Webinar February 2023

Well Being as a key for Motivation

Wednesday 1st February, 2023 – 2:00pm

Presented by  Mrs . Eman Abdullateef

Wellbeing is defined as being comfortable, healthy and happy. Wellbeing is very crucial for the learning process. There are different types of wellbeing such as physical, psychological, economic, environmental and social. Do education and wellbeing have an effect on each other? A good quality education is the foundation of health and well-being. For people to lead healthy and productive lives, they need knowledge to prevent sickness and disease. students’ well-being and their success in and outside school depend on their ability to use their competences for democratic Culture. well-being in schools requires involving both teachers and parents. Schools should provide lessons focused on the responsible use of the Internet, the need to adopt a healthy lifestyle and how to prevent or cope with health problems, in collaboration with those involved, including health and social services, local authorities and civil society organizations. What is motivation? Motivation is a process of interaction between the learner and the environment. There are two types of motivation: Extrinsic and intrinsic. There is an integration between motivation, mindset and methods. Intrinsic motivation is a resource that teachers have traditionally used, not only as a natural source of learning, but also to achieve the benefits raised from the needs. The pursuit of certain activities is sought for the Strategies to enhance motivation in the class.

Thriving together: Negotiating academic well-being in higher education

Sunday 12th February, 2023 – 4:00pm

Presented by Dr. Lo Yueh Yea (Janice)

Academic wellbeing in higher education is a pressing international issue, and it is a primary concern of educational institutions. Students in higher education face an academically stimulating, informative, and socially rich learning environment that can be intensely competitive. Within this learning environment, students are at risk of compromising their wellbeing in higher education settings. The issue raised are critical to understanding higher education as a place that goes beyond acquiring knowledge and skills. The ideas presented in this chapter will help students consider how they can negotiate academic well-being in higher education in order to maximise their valuable contributions to the professional communities they serve.

The whole is greater than the sum of its parts: cultivating intercultural learning.

Wednesday 15th February, 2023 – 1:00pm

Presented by Alastair Grant

Language is forged in the furnace of culture: its symbols representing the concepts, beliefs, shared history and experiences of a people, nation or state. How then, can we claim to be language teachers without affording our students the opportunity to examine not only their own culture, but those of other peoples? In this session, we will take some steps towards defining the concept of intercultural learning and then explore its generative benefits for the development of our students’ language learning and their development as citizens of the world. Such an exploration is as fascinating as it is essential, for “if language is seen as social practice, culture becomes the very core of language teaching” (Kramsch, 1993).

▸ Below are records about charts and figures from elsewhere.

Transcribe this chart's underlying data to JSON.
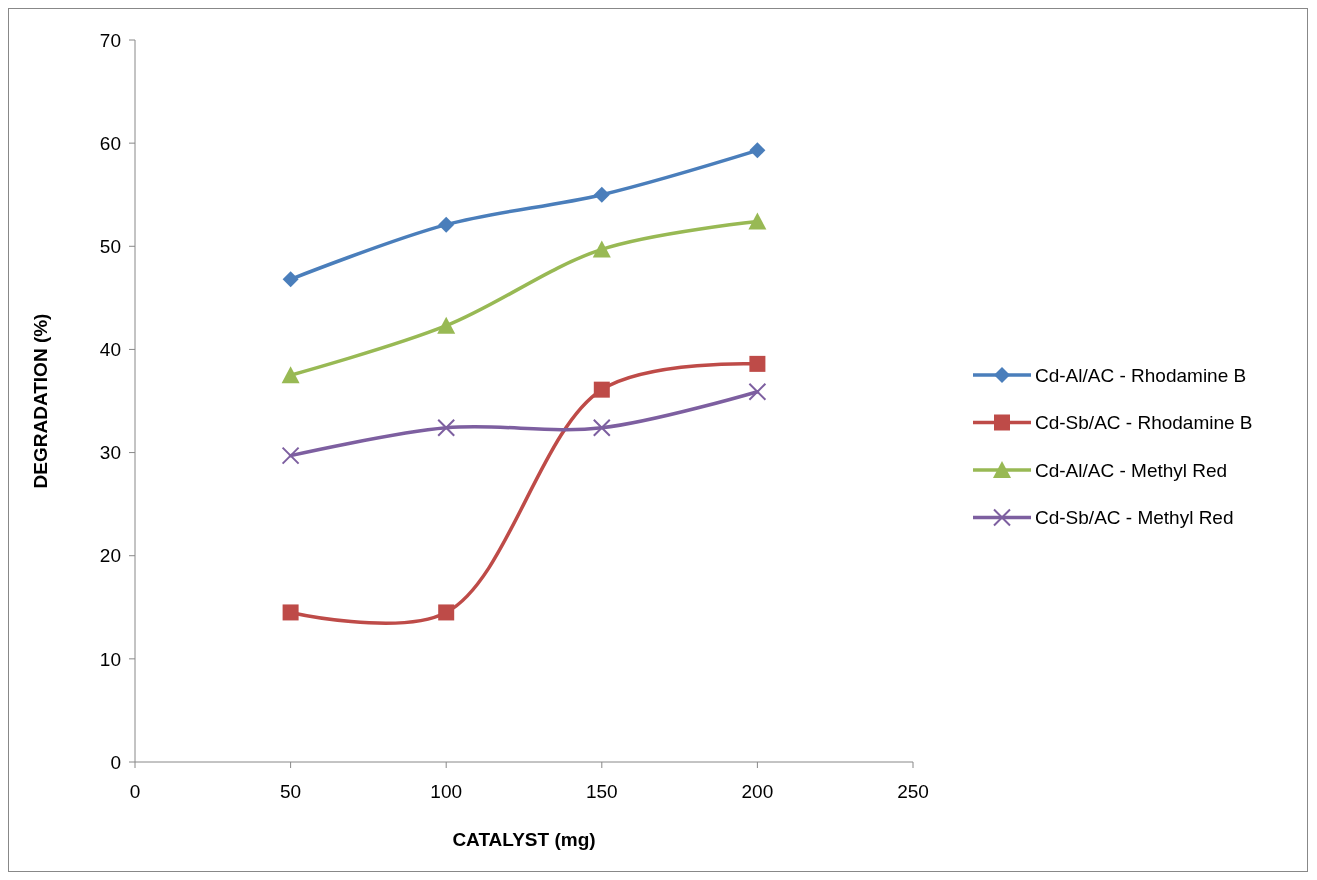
{
  "chart_data": {
    "type": "line",
    "xlabel": "CATALYST (mg)",
    "ylabel": "DEGRADATION (%)",
    "x": [
      50,
      100,
      150,
      200
    ],
    "xlim": [
      0,
      250
    ],
    "xticks": [
      0,
      50,
      100,
      150,
      200,
      250
    ],
    "ylim": [
      0,
      70
    ],
    "yticks": [
      0,
      10,
      20,
      30,
      40,
      50,
      60,
      70
    ],
    "grid": false,
    "legend": "right",
    "line_style": "solid",
    "series": [
      {
        "name": "Cd-Al/AC - Rhodamine B",
        "color": "#4a7ebb",
        "marker": "diamond",
        "values": [
          46.8,
          52.1,
          55.0,
          59.3
        ]
      },
      {
        "name": "Cd-Sb/AC - Rhodamine B",
        "color": "#be4b48",
        "marker": "square",
        "values": [
          14.5,
          14.5,
          36.1,
          38.6
        ]
      },
      {
        "name": "Cd-Al/AC - Methyl Red",
        "color": "#98b954",
        "marker": "triangle",
        "values": [
          37.5,
          42.3,
          49.7,
          52.4
        ]
      },
      {
        "name": "Cd-Sb/AC - Methyl Red",
        "color": "#7d5fa0",
        "marker": "cross",
        "values": [
          29.7,
          32.4,
          32.4,
          35.9
        ]
      }
    ]
  }
}
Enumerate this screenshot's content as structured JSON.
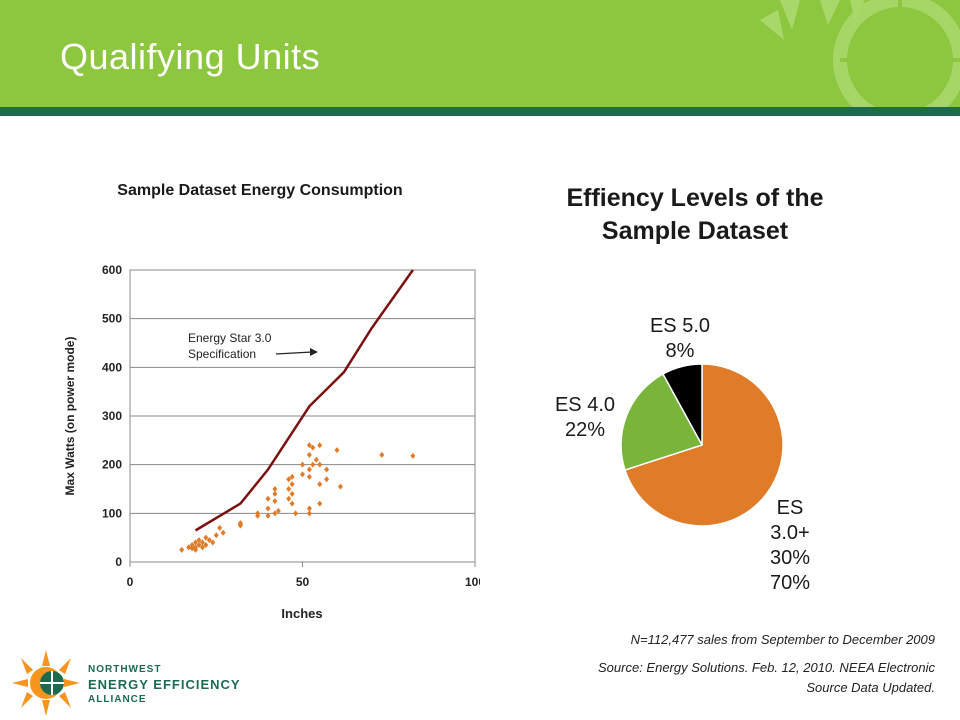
{
  "slide": {
    "title": "Qualifying Units"
  },
  "colors": {
    "header_green": "#8dc63f",
    "header_stripe": "#1d6b4f",
    "scatter_points": "#e07b28",
    "spec_line": "#7b1010",
    "pie_es3": "#e07b28",
    "pie_es4": "#79b43b",
    "pie_es5": "#000000"
  },
  "chart_data": [
    {
      "type": "scatter",
      "title": "Sample Dataset Energy Consumption",
      "xlabel": "Inches",
      "ylabel": "Max Watts (on power mode)",
      "xlim": [
        0,
        100
      ],
      "ylim": [
        0,
        600
      ],
      "xticks": [
        "0",
        "50",
        "100"
      ],
      "yticks": [
        "0",
        "100",
        "200",
        "300",
        "400",
        "500",
        "600"
      ],
      "grid": true,
      "annotation": {
        "line1": "Energy Star 3.0",
        "line2": "Specification"
      },
      "series": [
        {
          "name": "Energy Star 3.0 Specification",
          "kind": "line",
          "x": [
            19,
            32,
            40,
            52,
            62,
            70,
            82
          ],
          "y": [
            65,
            120,
            190,
            320,
            390,
            480,
            600
          ]
        },
        {
          "kind": "scatter",
          "x": [
            15,
            17,
            18,
            18,
            19,
            19,
            19,
            20,
            20,
            21,
            21,
            22,
            22,
            23,
            24,
            25,
            26,
            27,
            32,
            32,
            32,
            37,
            37,
            40,
            40,
            40,
            42,
            42,
            42,
            42,
            43,
            46,
            46,
            46,
            47,
            47,
            47,
            47,
            48,
            50,
            50,
            52,
            52,
            52,
            52,
            52,
            52,
            53,
            53,
            54,
            55,
            55,
            55,
            55,
            57,
            57,
            60,
            61,
            73,
            82
          ],
          "y": [
            25,
            30,
            28,
            35,
            40,
            30,
            25,
            35,
            45,
            40,
            30,
            50,
            35,
            45,
            40,
            55,
            70,
            60,
            75,
            80,
            78,
            100,
            95,
            130,
            110,
            95,
            150,
            140,
            125,
            100,
            105,
            170,
            150,
            130,
            175,
            160,
            140,
            120,
            100,
            200,
            180,
            240,
            220,
            190,
            175,
            110,
            100,
            235,
            200,
            210,
            240,
            200,
            160,
            120,
            190,
            170,
            230,
            155,
            220,
            218
          ]
        }
      ]
    },
    {
      "type": "pie",
      "title": "Effiency Levels of the Sample Dataset",
      "slices": [
        {
          "name": "ES 3.0+",
          "value": 70,
          "label_extra": "30%",
          "percent_label": "70%"
        },
        {
          "name": "ES 4.0",
          "value": 22,
          "percent_label": "22%"
        },
        {
          "name": "ES 5.0",
          "value": 8,
          "percent_label": "8%"
        }
      ]
    }
  ],
  "footnotes": {
    "n": "N=112,477 sales from September to December 2009",
    "source_line1": "Source: Energy Solutions. Feb. 12, 2010. NEEA Electronic",
    "source_line2": "Source Data Updated."
  },
  "logo": {
    "line1": "NORTHWEST",
    "line2": "ENERGY EFFICIENCY",
    "line3": "ALLIANCE"
  }
}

How Can You Become More Intentional About Culturally Responsive Teaching?

Sunday 19th  February, 2023  – 4:00pm

Presented by Fatima Aldajani

This session is a practical guide on how to implement Culturally Responsive Teaching in your classroom. It helps educators examine their own biases which may interfere with providing the best learning experience for all students. By embracing the core components of Culturally Responsive Teaching and the strategies of Universal Design for Learning, teaching and learning will improve.

Culturally Responsive Teaching for Multilingual Learners

Sunday 26th  February, 2023  – 4:00pm

Presented by Dr. Alia Hadid

Much research indicates the importance of culture and its effect in shaping students’ school experiences. In fact, culture is at the core of learning (Gay, 2010). Ladson-Billings (2001) discussed how it helps prepare the students to work toward social change. Rajgopal (2011) pointed out that culturally responsive teaching (CRT) helps students become better people and learners. It is particularly beneficial for minority students (Banks, 2011; Powell & Caseau, 2004) as it enhances their learning and creates a safe learning environment (Gay, 2018).

Given the benefits of CRT and its positive impact on students’ achievement, this webinar will look at the importance of culture and the benefits of invoking it into students’ learning. The participants will discuss how culture impacts students’ learning and share some culturally responsive teaching strategies they can incorporate in their classrooms.